La « crise au sein du système judiciaire » sénégalais allait être évitée si les conclusions des Assises nationales avaient été adoptées et mises en œuvre

La ‘’crise au sein du système judiciaire’’ sénégalais allait être évitée si les conclusions des Assises nationales de 2008-2009 concernant la justice avaient été adoptées et mises en œuvre par le pouvoir actuel, soutient le professeur Dialo Diop, un des leaders de cette concertation.
Les Assises nationales ont démarré le 1er juin 2008, à l’initiative de l’opposition, de la société civile et de nombreux acteurs économiques, pour ‘’trouver une solution consensuelle, globale, efficace et durable à la grave crise’’ d’ordre ‘’éthique, politique, économique, social et culturel’’ au Sénégal.
 
Elles se sont déroulées jusqu’au 24 mai 2009, sous la direction de l’ancien ministre Amadou-Mahtar M’Bow, directeur général de l’Unesco de 1974 à 1987, aujourd’hui âgé de 97 ans.
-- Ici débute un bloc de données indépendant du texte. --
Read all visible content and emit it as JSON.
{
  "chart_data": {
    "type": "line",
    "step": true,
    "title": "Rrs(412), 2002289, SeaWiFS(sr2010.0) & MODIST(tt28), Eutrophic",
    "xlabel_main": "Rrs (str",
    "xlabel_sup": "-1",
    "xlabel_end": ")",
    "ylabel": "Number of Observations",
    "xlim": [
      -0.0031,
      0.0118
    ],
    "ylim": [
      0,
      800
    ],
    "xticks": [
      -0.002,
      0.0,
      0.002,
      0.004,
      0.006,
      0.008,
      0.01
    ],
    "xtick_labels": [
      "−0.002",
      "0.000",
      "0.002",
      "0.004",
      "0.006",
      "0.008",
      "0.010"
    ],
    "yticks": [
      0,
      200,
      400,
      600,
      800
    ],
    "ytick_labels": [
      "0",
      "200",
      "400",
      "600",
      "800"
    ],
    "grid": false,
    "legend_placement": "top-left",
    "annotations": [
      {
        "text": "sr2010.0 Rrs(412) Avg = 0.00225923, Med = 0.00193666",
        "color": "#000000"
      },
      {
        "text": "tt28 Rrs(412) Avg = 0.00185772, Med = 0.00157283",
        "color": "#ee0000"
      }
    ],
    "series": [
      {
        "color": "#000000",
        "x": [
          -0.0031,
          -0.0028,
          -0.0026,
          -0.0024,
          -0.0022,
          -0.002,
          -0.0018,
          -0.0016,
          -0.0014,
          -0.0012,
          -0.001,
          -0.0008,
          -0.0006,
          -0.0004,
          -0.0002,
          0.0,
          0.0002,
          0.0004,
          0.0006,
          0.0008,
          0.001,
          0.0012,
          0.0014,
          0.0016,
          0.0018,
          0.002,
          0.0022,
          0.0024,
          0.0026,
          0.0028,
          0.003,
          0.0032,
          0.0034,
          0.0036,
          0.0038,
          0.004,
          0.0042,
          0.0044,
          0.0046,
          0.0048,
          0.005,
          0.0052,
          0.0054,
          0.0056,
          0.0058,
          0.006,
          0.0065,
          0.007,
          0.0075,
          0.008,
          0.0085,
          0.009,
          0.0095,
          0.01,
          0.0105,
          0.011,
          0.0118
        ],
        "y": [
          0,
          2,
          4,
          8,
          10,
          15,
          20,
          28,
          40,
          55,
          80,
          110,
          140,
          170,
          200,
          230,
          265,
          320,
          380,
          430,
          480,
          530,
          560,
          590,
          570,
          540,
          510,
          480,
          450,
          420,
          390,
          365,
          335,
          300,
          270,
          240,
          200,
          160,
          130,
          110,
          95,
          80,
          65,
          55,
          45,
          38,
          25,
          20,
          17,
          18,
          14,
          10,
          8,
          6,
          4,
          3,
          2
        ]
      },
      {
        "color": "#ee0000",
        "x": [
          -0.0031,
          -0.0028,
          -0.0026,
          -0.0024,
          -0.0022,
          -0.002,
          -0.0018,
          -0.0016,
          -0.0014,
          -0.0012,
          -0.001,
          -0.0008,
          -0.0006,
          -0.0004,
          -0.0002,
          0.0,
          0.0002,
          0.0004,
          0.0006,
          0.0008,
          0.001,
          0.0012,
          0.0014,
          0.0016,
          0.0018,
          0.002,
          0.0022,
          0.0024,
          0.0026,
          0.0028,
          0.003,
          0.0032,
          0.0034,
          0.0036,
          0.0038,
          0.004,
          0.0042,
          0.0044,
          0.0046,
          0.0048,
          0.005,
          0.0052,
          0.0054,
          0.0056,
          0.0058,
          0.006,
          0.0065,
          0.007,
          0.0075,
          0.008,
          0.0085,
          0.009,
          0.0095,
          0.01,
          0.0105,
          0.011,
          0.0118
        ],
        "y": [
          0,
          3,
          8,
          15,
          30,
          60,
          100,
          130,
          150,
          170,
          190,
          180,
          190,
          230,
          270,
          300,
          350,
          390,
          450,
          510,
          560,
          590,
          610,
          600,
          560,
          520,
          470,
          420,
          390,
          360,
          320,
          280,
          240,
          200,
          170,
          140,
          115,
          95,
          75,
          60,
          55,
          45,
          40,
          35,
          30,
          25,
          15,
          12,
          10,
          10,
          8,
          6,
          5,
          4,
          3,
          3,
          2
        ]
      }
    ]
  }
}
Dialo Diop rappelle que les participants à cette concertation avaient proposé la création d’une Cour constitutionnelle chargée, parmi d’autres missions, de diriger le Conseil supérieur de la magistrature (CSM). Certains observateurs estiment que la présidence du CSM par le chef de l’Etat prive le pouvoir judiciaire de son indépendance.

‘’Prenez [l’exemple] de la justice. Les Assises nationales disaient qu’il fallait refondre le pouvoir judiciaire pour garantir l’indépendance des juges. Pour cela, il faut que le président de la République cesse d’être le président du Conseil supérieur de la magistrature (CSM), et que son ministre de la Justice cesse d’en être le vice-président’’, a rappelé M. Diop dans une interview publiée samedi par le quotidien EnQuête. 
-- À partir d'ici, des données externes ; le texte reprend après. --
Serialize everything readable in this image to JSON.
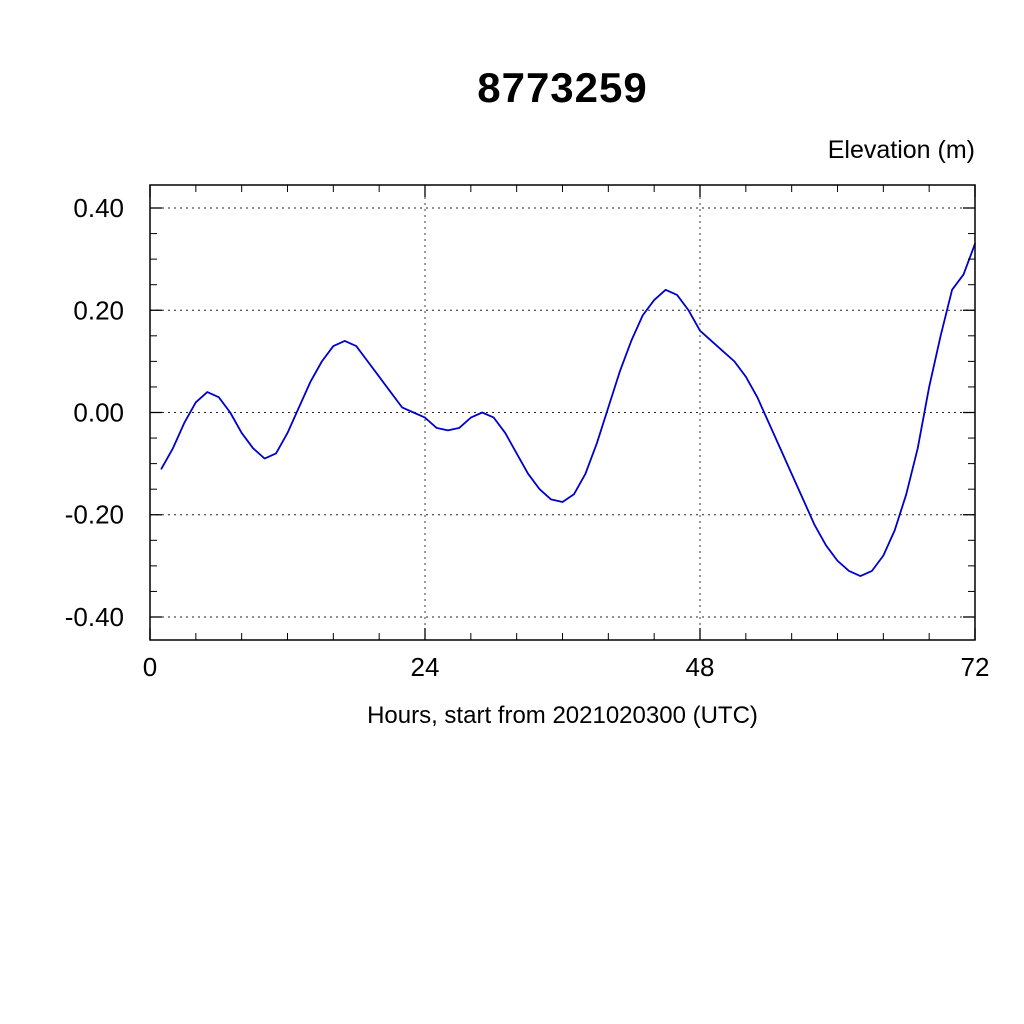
{
  "chart_data": {
    "type": "line",
    "title": "8773259",
    "ylabel": "Elevation (m)",
    "xlabel": "Hours, start from 2021020300 (UTC)",
    "xlim": [
      0,
      72
    ],
    "ylim": [
      -0.445,
      0.445
    ],
    "x_ticks": [
      0,
      24,
      48,
      72
    ],
    "x_tick_labels": [
      "0",
      "24",
      "48",
      "72"
    ],
    "x_minor_step": 4,
    "x_gridlines": [
      24,
      48
    ],
    "y_ticks": [
      -0.4,
      -0.2,
      0,
      0.2,
      0.4
    ],
    "y_tick_labels": [
      "-0.40",
      "-0.20",
      "0.00",
      "0.20",
      "0.40"
    ],
    "y_minor_step": 0.05,
    "grid": "dashed",
    "legend": "none",
    "line_color": "#0000cd",
    "series": [
      {
        "name": "elevation",
        "x": [
          1,
          2,
          3,
          4,
          5,
          6,
          7,
          8,
          9,
          10,
          11,
          12,
          13,
          14,
          15,
          16,
          17,
          18,
          19,
          20,
          21,
          22,
          23,
          24,
          25,
          26,
          27,
          28,
          29,
          30,
          31,
          32,
          33,
          34,
          35,
          36,
          37,
          38,
          39,
          40,
          41,
          42,
          43,
          44,
          45,
          46,
          47,
          48,
          49,
          50,
          51,
          52,
          53,
          54,
          55,
          56,
          57,
          58,
          59,
          60,
          61,
          62,
          63,
          64,
          65,
          66,
          67,
          68,
          69,
          70,
          71,
          72
        ],
        "y": [
          -0.11,
          -0.07,
          -0.02,
          0.02,
          0.04,
          0.03,
          0.0,
          -0.04,
          -0.07,
          -0.09,
          -0.08,
          -0.04,
          0.01,
          0.06,
          0.1,
          0.13,
          0.14,
          0.13,
          0.1,
          0.07,
          0.04,
          0.01,
          0.0,
          -0.01,
          -0.03,
          -0.035,
          -0.03,
          -0.01,
          0.0,
          -0.01,
          -0.04,
          -0.08,
          -0.12,
          -0.15,
          -0.17,
          -0.175,
          -0.16,
          -0.12,
          -0.06,
          0.01,
          0.08,
          0.14,
          0.19,
          0.22,
          0.24,
          0.23,
          0.2,
          0.16,
          0.14,
          0.12,
          0.1,
          0.07,
          0.03,
          -0.02,
          -0.07,
          -0.12,
          -0.17,
          -0.22,
          -0.26,
          -0.29,
          -0.31,
          -0.32,
          -0.31,
          -0.28,
          -0.23,
          -0.16,
          -0.07,
          0.05,
          0.15,
          0.24,
          0.27,
          0.33
        ]
      }
    ]
  }
}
Des « ajouts qui ne changent rien »

 
Selon les participants aux Assises nationales, explique-t-il, cette juridiction devait être dotée de ‘’prérogatives constitutionnelles étendues, qui font que ses juges [arrêtent de] se déclarer incompétents chaque fois qu’il y a un problème d’interprétation’’ des questions soumises à leur jugement.
 
‘’Cette disposition a été jetée à la poubelle et remplacée par la mesure cosmétique de faire nommer un membre du Conseil constitutionnel par le président de l’Assemblée nationale’’, dénonce Dialo Diop, faisant allusion à l’un des changements introduits par Macky Sall dans la Constitution adoptée par référendum en mars 2016.
 
‘’Vous avez vu les petits ajouts qu’on a faits, qui ne changent rien à la chose. Et le résultat des courses : la tutelle étouffante de l’Exécutif a abouti à la rébellion, parce qu’on ne peut pas l’appeler autrement, et à la crise au sein du système judiciaire’’, poursuit-t-il.
 
M. Diop fait allusion à la démission avec fracas d’un juge membre du CSM et aux objections publiquement exprimées par certains magistrats envers le chef de l’Etat et le ministre de la Justice, qui sont respectivement président et vice-président du Conseil supérieur de la magistrature, une instance chargée de la gestion des carrières des magistrats.
 
‘’Tout cela avait été prédit par les Assises nationales (…) On n’en a pas tenu compte. Eh bien, voilà le résultat’’, a conclu Dialo Diop, concernant les propositions faites lors des Assises nationales pour le secteur de la justice.

« Des décisions royalement ignorées »

 
Macky Sall fait partie des signataires de la Charte de gouvernance démocratique, le document qui condense les décisions de la concertation.
 
Ses détracteurs lui reprochent de n’avoir pas respecté ses engagements. Les partisans du chef de l’Etat estiment qu’il avait émis des réserves en vertu desquelles il n’était pas tenu d’appliquer les conclusions des Assises nationales après son élection en mars 2012.
 
‘’La lutte contre la corruption, la dépendance économique et monétaire, la crise du franc CFA… Sur toutes ces questions vitales pour l’avenir de l’Etat et de la société sénégalaise, des solutions durables avaient été énoncées. Mais, malheureusement, elles ont été royalement ignorées’’ par Macky Sall, déplore Dialo Diop.